Courts and Cirme
The charges come a week after the former police officer who killed George Floyd was stabbed in federal prison in Tucson, Arizona
The federal inmate who allegedly stabbed Derek Chauvin — the former police officer convicted of murdering George Floyd — has been charged with attempted murder, the U.S. District Attorney’s Office District of Arizona said on Friday.
Prosecutors said that the inmate, 52-year-old John Turscak, stabbed Chauvin “approximately 22 times with an improvised knife.” Along with attempted murder, Turscak was charged with assault with intent to commit murder, assault with a dangerous weapon, and assault resulting in serious bodily injury.
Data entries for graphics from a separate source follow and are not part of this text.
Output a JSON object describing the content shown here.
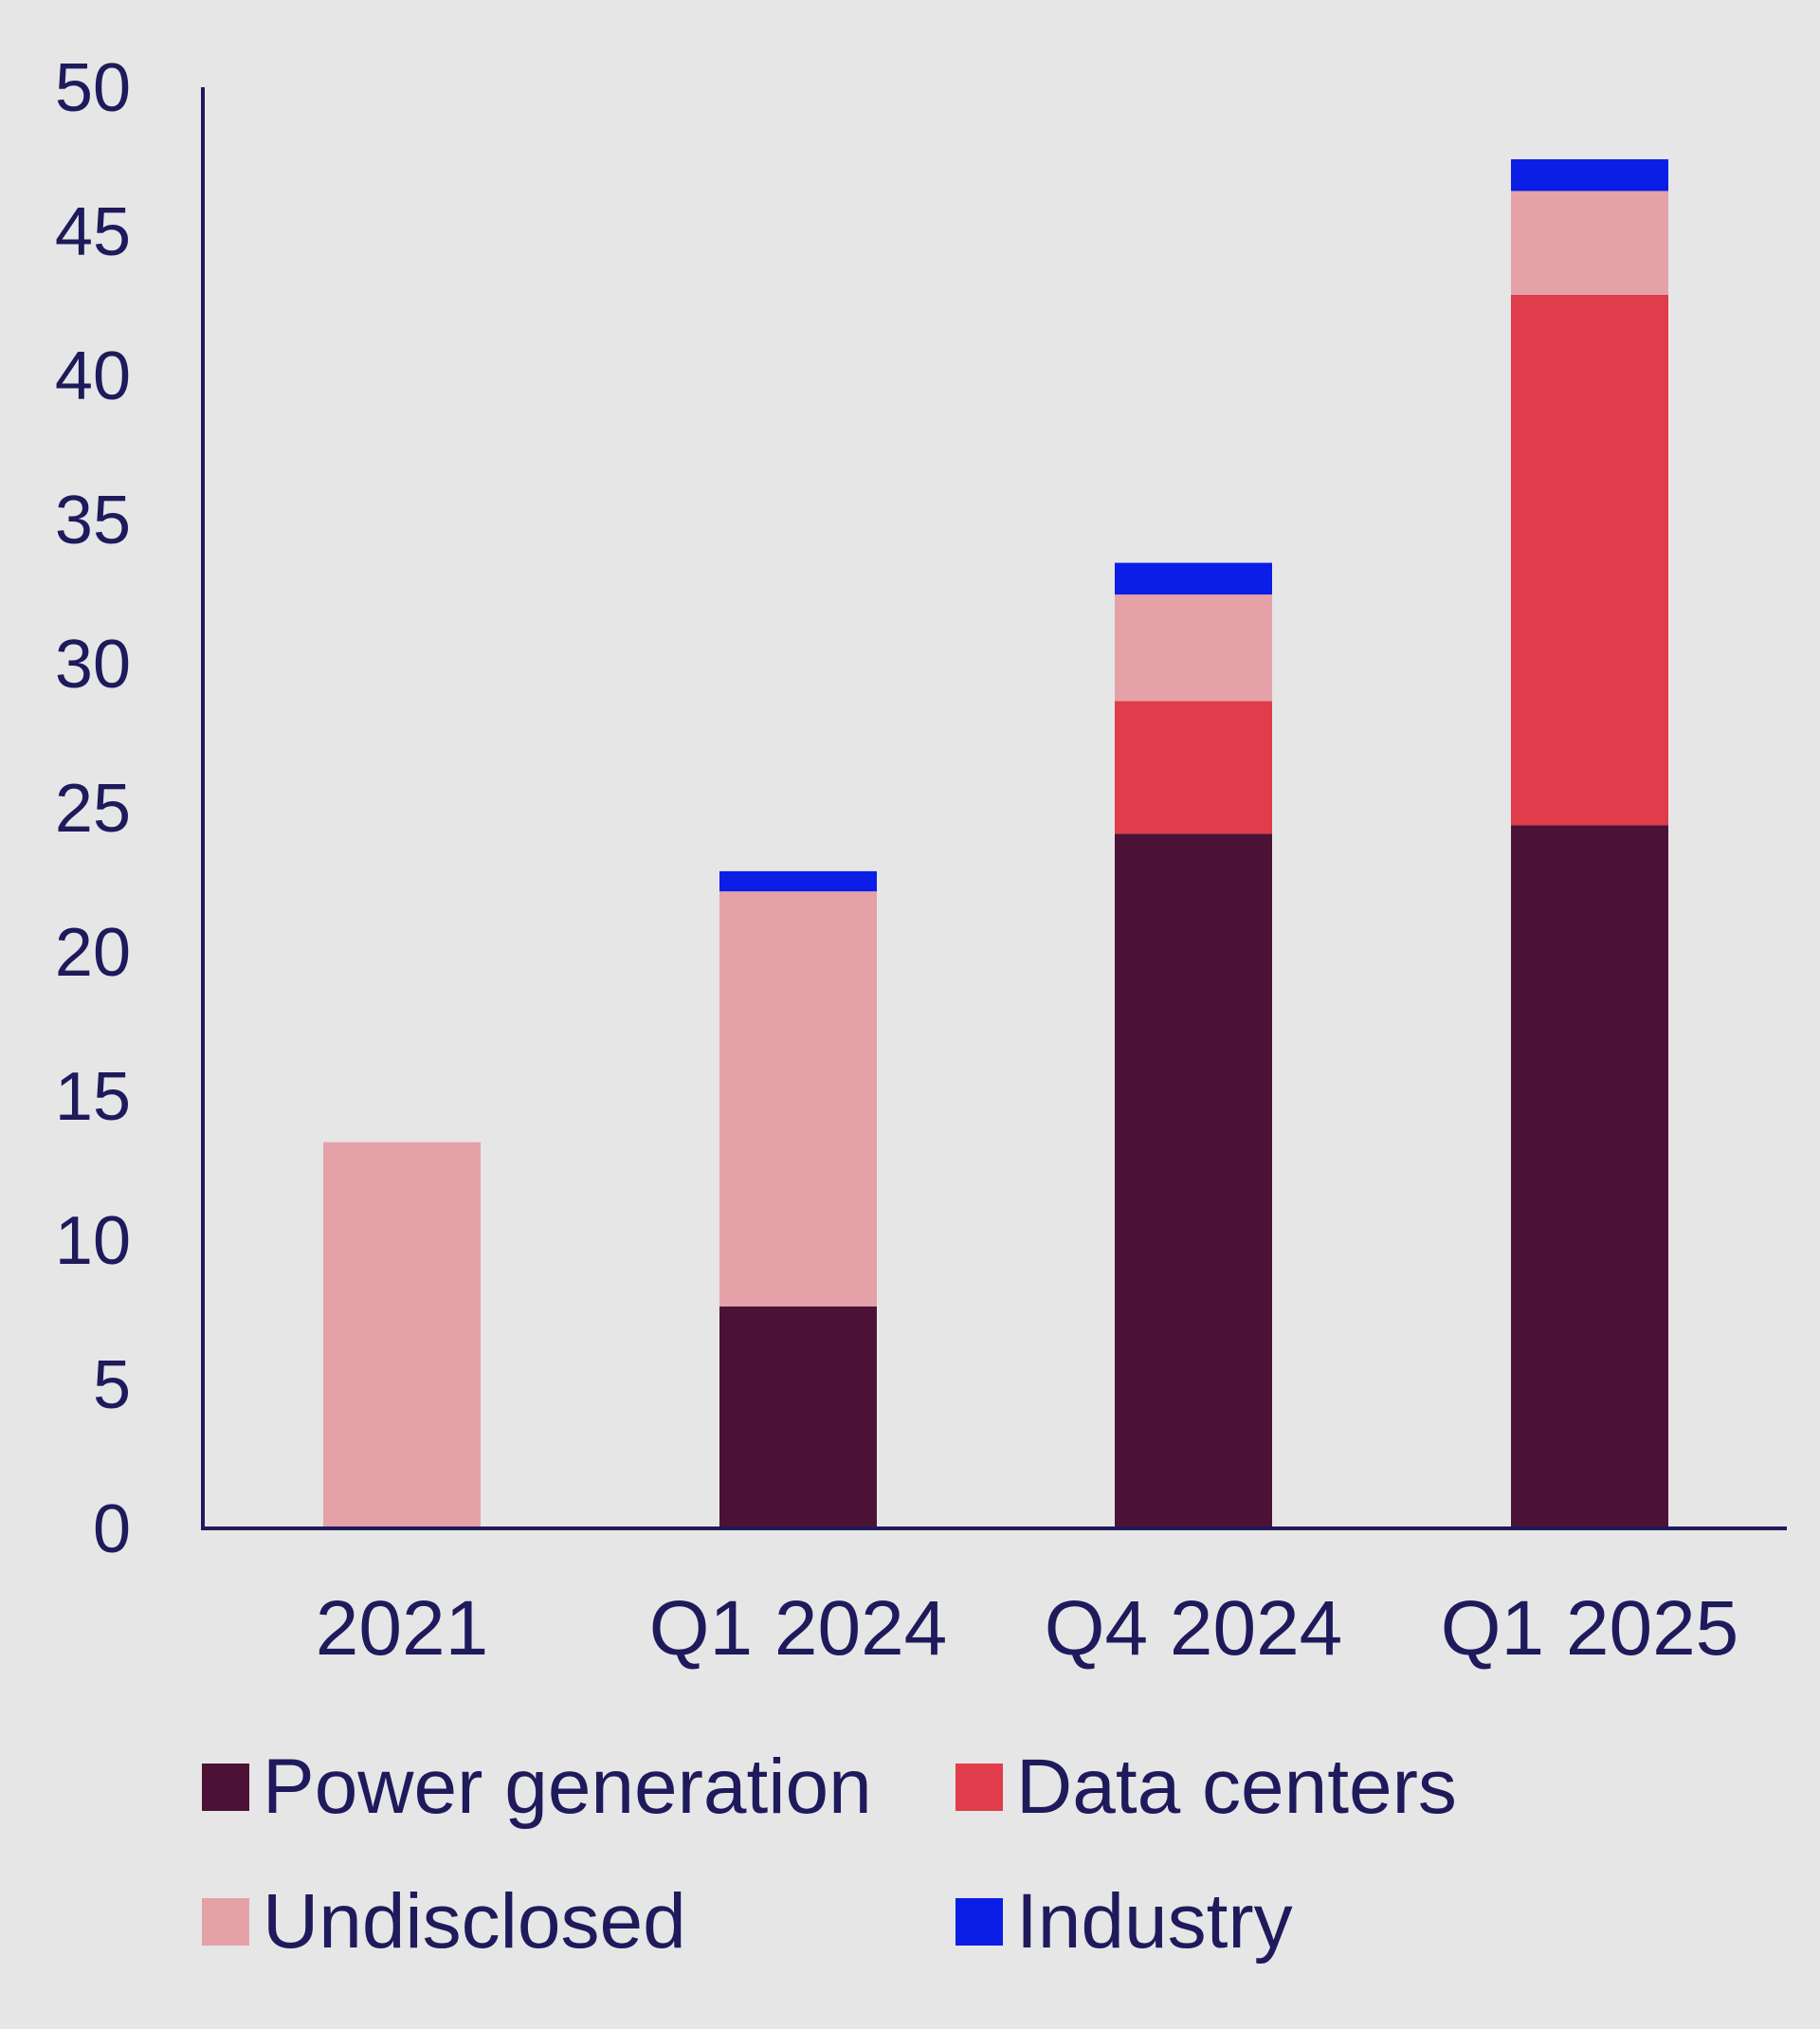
{
  "chart_data": {
    "type": "bar",
    "stacked": true,
    "categories": [
      "2021",
      "Q1 2024",
      "Q4 2024",
      "Q1 2025"
    ],
    "series": [
      {
        "name": "Power generation",
        "color": "#4c1236",
        "values": [
          0,
          7.7,
          24.1,
          24.4
        ]
      },
      {
        "name": "Data centers",
        "color": "#e03c4b",
        "values": [
          0,
          0,
          4.6,
          18.4
        ]
      },
      {
        "name": "Undisclosed",
        "color": "#e4a2a8",
        "values": [
          13.4,
          14.4,
          3.7,
          3.6
        ]
      },
      {
        "name": "Industry",
        "color": "#0a1ee6",
        "values": [
          0,
          0.7,
          1.1,
          1.1
        ]
      }
    ],
    "ylim": [
      0,
      50
    ],
    "yticks": [
      "0",
      "5",
      "10",
      "15",
      "20",
      "25",
      "30",
      "35",
      "40",
      "45",
      "50"
    ],
    "grid": false,
    "legend_position": "bottom",
    "axis_color": "#1f1a5c"
  }
}
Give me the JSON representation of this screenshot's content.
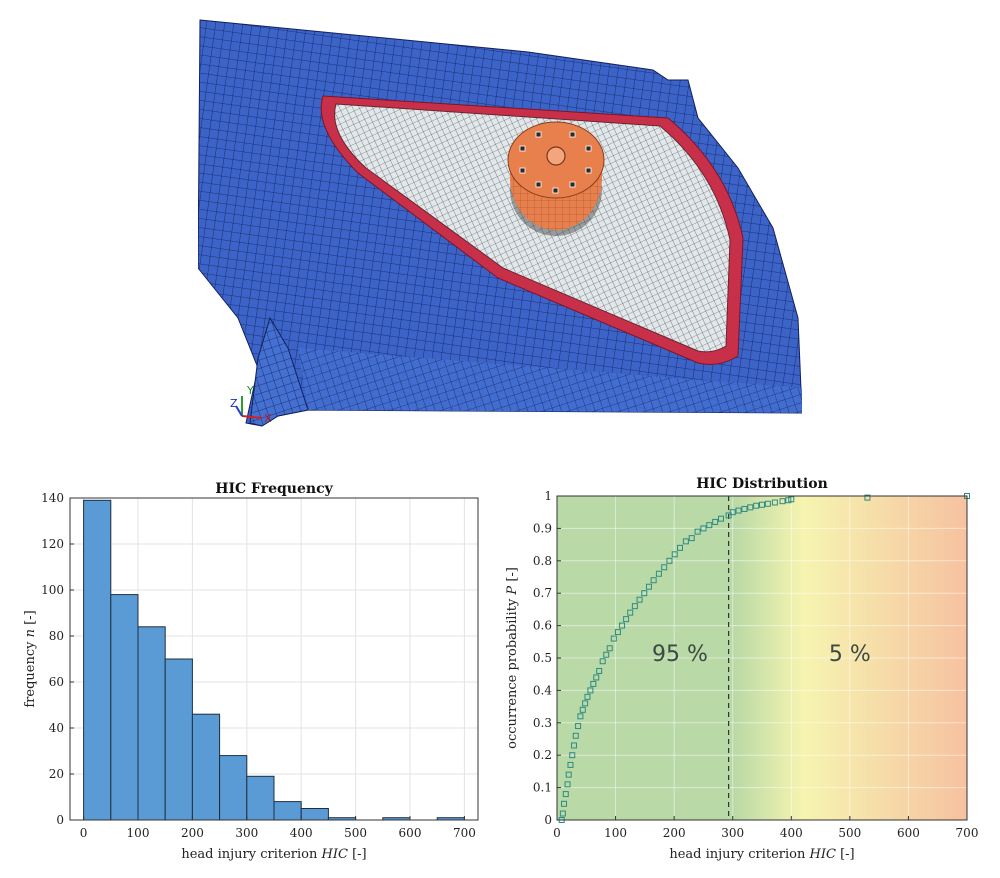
{
  "figure_top": {
    "axis_triad": [
      "Y",
      "Z",
      "X"
    ],
    "colors": {
      "mesh_blue": "#3b63c8",
      "mesh_line": "#12205a",
      "seal_red": "#c8304a",
      "window_mesh": "#dfe5e9",
      "impactor_orange": "#e8804e"
    }
  },
  "chart_data": [
    {
      "type": "bar",
      "title": "HIC Frequency",
      "xlabel": "head injury criterion",
      "xlabel_symbol": "HIC",
      "xlabel_unit": "[-]",
      "ylabel": "frequency",
      "ylabel_symbol": "n",
      "ylabel_unit": "[-]",
      "bin_width": 50,
      "bin_edges": [
        0,
        50,
        100,
        150,
        200,
        250,
        300,
        350,
        400,
        450,
        500,
        550,
        600,
        650,
        700
      ],
      "values": [
        139,
        98,
        84,
        70,
        46,
        28,
        19,
        8,
        5,
        1,
        0,
        1,
        0,
        1
      ],
      "xlim": [
        -25,
        725
      ],
      "ylim": [
        0,
        140
      ],
      "xticks": [
        "0",
        "100",
        "200",
        "300",
        "400",
        "500",
        "600",
        "700"
      ],
      "yticks": [
        "0",
        "20",
        "40",
        "60",
        "80",
        "100",
        "120",
        "140"
      ],
      "grid": true,
      "bar_color": "#5b9bd5"
    },
    {
      "type": "scatter",
      "title": "HIC Distribution",
      "xlabel": "head injury criterion",
      "xlabel_symbol": "HIC",
      "xlabel_unit": "[-]",
      "ylabel": "occurrence probability",
      "ylabel_symbol": "P",
      "ylabel_unit": "[-]",
      "xlim": [
        0,
        700
      ],
      "ylim": [
        0,
        1
      ],
      "xticks": [
        "0",
        "100",
        "200",
        "300",
        "400",
        "500",
        "600",
        "700"
      ],
      "yticks": [
        "0",
        "0.1",
        "0.2",
        "0.3",
        "0.4",
        "0.5",
        "0.6",
        "0.7",
        "0.8",
        "0.9",
        "1"
      ],
      "grid": true,
      "marker": "square",
      "marker_color": "#2e8b84",
      "threshold_x": 293,
      "regions": [
        {
          "label": "95 %",
          "x": 210,
          "y": 0.49
        },
        {
          "label": "5 %",
          "x": 500,
          "y": 0.49
        }
      ],
      "background_colors": [
        "#b9d9a6",
        "#f6f4b0",
        "#f6c2a0"
      ],
      "x": [
        8,
        10,
        12,
        15,
        18,
        20,
        23,
        26,
        29,
        32,
        36,
        40,
        44,
        48,
        52,
        57,
        62,
        67,
        72,
        78,
        84,
        90,
        97,
        104,
        111,
        118,
        125,
        133,
        141,
        149,
        157,
        165,
        174,
        183,
        192,
        201,
        210,
        220,
        230,
        240,
        250,
        260,
        270,
        280,
        293,
        300,
        310,
        320,
        330,
        340,
        350,
        360,
        372,
        385,
        395,
        400,
        530,
        700
      ],
      "y": [
        0.0,
        0.02,
        0.05,
        0.08,
        0.11,
        0.14,
        0.17,
        0.2,
        0.23,
        0.26,
        0.29,
        0.32,
        0.34,
        0.36,
        0.38,
        0.4,
        0.42,
        0.44,
        0.46,
        0.49,
        0.51,
        0.53,
        0.56,
        0.58,
        0.6,
        0.62,
        0.64,
        0.66,
        0.68,
        0.7,
        0.72,
        0.74,
        0.76,
        0.78,
        0.8,
        0.82,
        0.84,
        0.86,
        0.87,
        0.89,
        0.9,
        0.91,
        0.92,
        0.93,
        0.94,
        0.95,
        0.955,
        0.96,
        0.965,
        0.97,
        0.973,
        0.976,
        0.98,
        0.984,
        0.987,
        0.99,
        0.995,
        1.0
      ]
    }
  ]
}
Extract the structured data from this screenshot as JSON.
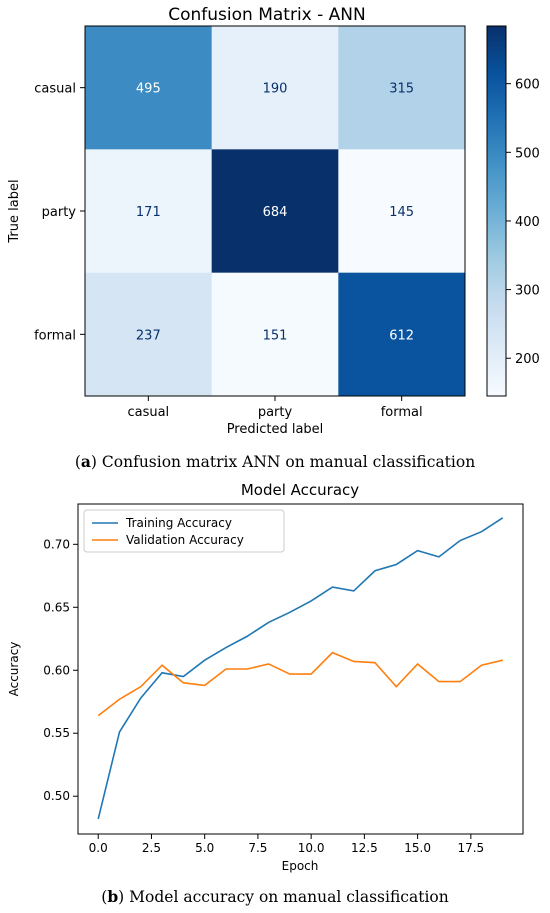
{
  "chart_data": [
    {
      "type": "heatmap",
      "title": "Confusion Matrix - ANN",
      "xlabel": "Predicted label",
      "ylabel": "True label",
      "x_categories": [
        "casual",
        "party",
        "formal"
      ],
      "y_categories": [
        "casual",
        "party",
        "formal"
      ],
      "matrix": [
        [
          495,
          190,
          315
        ],
        [
          171,
          684,
          145
        ],
        [
          237,
          151,
          612
        ]
      ],
      "colormap": "Blues",
      "vmin": 145,
      "vmax": 684,
      "colorbar_ticks": [
        200,
        300,
        400,
        500,
        600
      ]
    },
    {
      "type": "line",
      "title": "Model Accuracy",
      "xlabel": "Epoch",
      "ylabel": "Accuracy",
      "x": [
        0,
        1,
        2,
        3,
        4,
        5,
        6,
        7,
        8,
        9,
        10,
        11,
        12,
        13,
        14,
        15,
        16,
        17,
        18,
        19
      ],
      "series": [
        {
          "name": "Training Accuracy",
          "color": "#1f77b4",
          "values": [
            0.482,
            0.551,
            0.578,
            0.598,
            0.595,
            0.608,
            0.618,
            0.627,
            0.638,
            0.646,
            0.655,
            0.666,
            0.663,
            0.679,
            0.684,
            0.695,
            0.69,
            0.703,
            0.71,
            0.721
          ]
        },
        {
          "name": "Validation Accuracy",
          "color": "#ff7f0e",
          "values": [
            0.564,
            0.577,
            0.587,
            0.604,
            0.59,
            0.588,
            0.601,
            0.601,
            0.605,
            0.597,
            0.597,
            0.614,
            0.607,
            0.606,
            0.587,
            0.605,
            0.591,
            0.591,
            0.604,
            0.608
          ]
        }
      ],
      "xlim": [
        -0.95,
        19.95
      ],
      "ylim": [
        0.47,
        0.732
      ],
      "xticks": [
        "0.0",
        "2.5",
        "5.0",
        "7.5",
        "10.0",
        "12.5",
        "15.0",
        "17.5"
      ],
      "yticks": [
        "0.50",
        "0.55",
        "0.60",
        "0.65",
        "0.70"
      ],
      "legend": "top-left"
    }
  ],
  "captions": {
    "a_label": "(a)",
    "a_prefix": "(",
    "a_letter": "a",
    "a_suffix": ")",
    "a_text": " Confusion matrix ANN on manual classification",
    "b_prefix": "(",
    "b_letter": "b",
    "b_suffix": ")",
    "b_text": " Model accuracy on manual classification"
  }
}
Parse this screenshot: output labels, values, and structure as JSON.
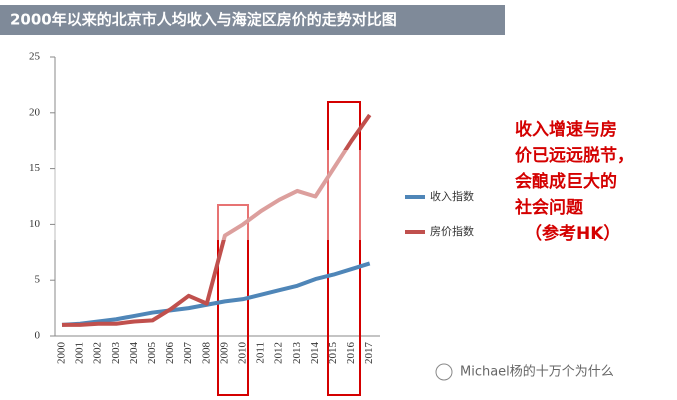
{
  "chart_data": {
    "type": "line",
    "title": "2000年以来的北京市人均收入与海淀区房价的走势对比图",
    "categories": [
      "2000",
      "2001",
      "2002",
      "2003",
      "2004",
      "2005",
      "2006",
      "2007",
      "2008",
      "2009",
      "2010",
      "2011",
      "2012",
      "2013",
      "2014",
      "2015",
      "2016",
      "2017"
    ],
    "series": [
      {
        "name": "收入指数",
        "color": "#4f86b8",
        "values": [
          1,
          1.1,
          1.3,
          1.5,
          1.8,
          2.1,
          2.3,
          2.5,
          2.8,
          3.1,
          3.3,
          3.7,
          4.1,
          4.5,
          5.1,
          5.5,
          6.0,
          6.5
        ]
      },
      {
        "name": "房价指数",
        "color": "#c0504d",
        "values": [
          1,
          1.0,
          1.1,
          1.1,
          1.3,
          1.4,
          2.4,
          3.6,
          2.9,
          9.0,
          10.0,
          11.2,
          12.2,
          13.0,
          12.5,
          15.0,
          17.5,
          19.8
        ]
      }
    ],
    "ylim": [
      0,
      25
    ],
    "yticks": [
      0,
      5,
      10,
      15,
      20,
      25
    ],
    "annotation": [
      "收入增速与房",
      "价已远远脱节，",
      "会酿成巨大的",
      "社会问题",
      "（参考HK）"
    ],
    "watermark": "Michael杨的十万个为什么"
  }
}
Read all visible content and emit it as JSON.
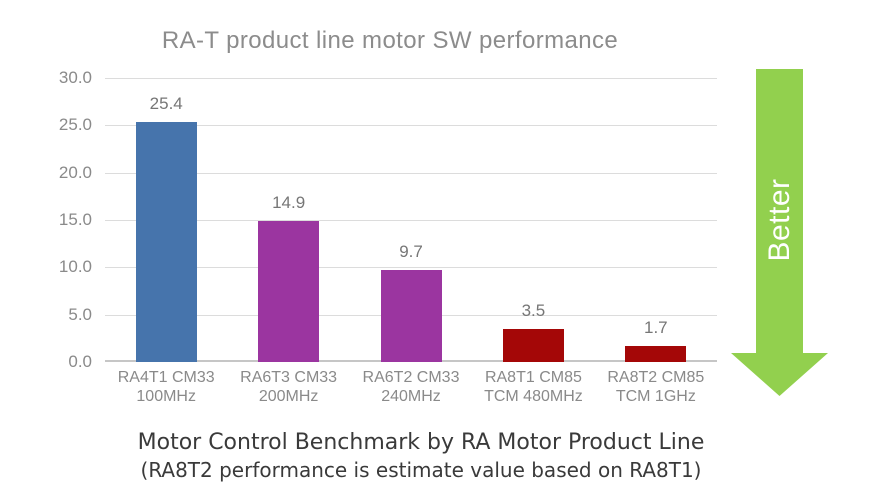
{
  "title": "RA-T product line motor SW performance",
  "better_arrow": {
    "label": "Better",
    "direction": "down",
    "arrow_color": "#92D04E",
    "text_color": "#FFFFFF"
  },
  "caption": {
    "line1": "Motor Control Benchmark by RA Motor Product Line",
    "line2": "(RA8T2 performance is estimate value based on RA8T1)"
  },
  "colors": {
    "background": "#FFFFFF",
    "title_text": "#8C8C8C",
    "tick_text": "#8A8A8A",
    "value_label_text": "#767676",
    "caption_text": "#3A3A3A",
    "gridline": "#DCDCDC",
    "axis_line": "#C6C6C6"
  },
  "chart_data": {
    "type": "bar",
    "title": "RA-T product line motor SW performance",
    "categories": [
      "RA4T1 CM33 100MHz",
      "RA6T3 CM33 200MHz",
      "RA6T2 CM33 240MHz",
      "RA8T1 CM85 TCM 480MHz",
      "RA8T2 CM85 TCM 1GHz"
    ],
    "category_lines": [
      [
        "RA4T1 CM33",
        "100MHz"
      ],
      [
        "RA6T3 CM33",
        "200MHz"
      ],
      [
        "RA6T2 CM33",
        "240MHz"
      ],
      [
        "RA8T1 CM85",
        "TCM 480MHz"
      ],
      [
        "RA8T2 CM85",
        "TCM 1GHz"
      ]
    ],
    "values": [
      25.4,
      14.9,
      9.7,
      3.5,
      1.7
    ],
    "value_labels": [
      "25.4",
      "14.9",
      "9.7",
      "3.5",
      "1.7"
    ],
    "bar_colors": [
      "#4674AC",
      "#9B35A0",
      "#9B35A0",
      "#A40707",
      "#A40707"
    ],
    "xlabel": "",
    "ylabel": "",
    "ylim": [
      0,
      30
    ],
    "ytick_values": [
      30,
      25,
      20,
      15,
      10,
      5,
      0
    ],
    "ytick_labels": [
      "30.0",
      "25.0",
      "20.0",
      "15.0",
      "10.0",
      "5.0",
      "0.0"
    ],
    "grid": true,
    "legend_position": "none",
    "annotation": "green downward arrow labeled Better (lower values are better)"
  }
}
The attempted murder and assault with intent to commit murder charges both carry a maximum of 20 years’ incarceration, prosecutors said, while the latter two charges both carry 10-years.
The charges come nearly a week after Chauvin was stabbed in prison in Tucson, Arizona, where he’s serving his 21-year sentence over his role in Floyd’s death. According to a criminal complaint, Turscak told FBI agents that had planned to assault Chauvin for about a month. The inmate told the agents he attacked Chauvin on Black Friday because it “was symbolic with the Black Lives Matter movement and the ‘black hand’ symbol associated with the Mexican mafia criminal organization.”
Chauvin was found guilty of murdering Floyd in 2021. Chauvin had knelt with his knee on Floyd’s neck for several minutes, depriving him of oxygen and causing a brain injury and cardiac arrest that stopped his heart. Floyd’s death sparked a nationwide reckoning with systemic racism and police brutality as protests swept across the country in 2020.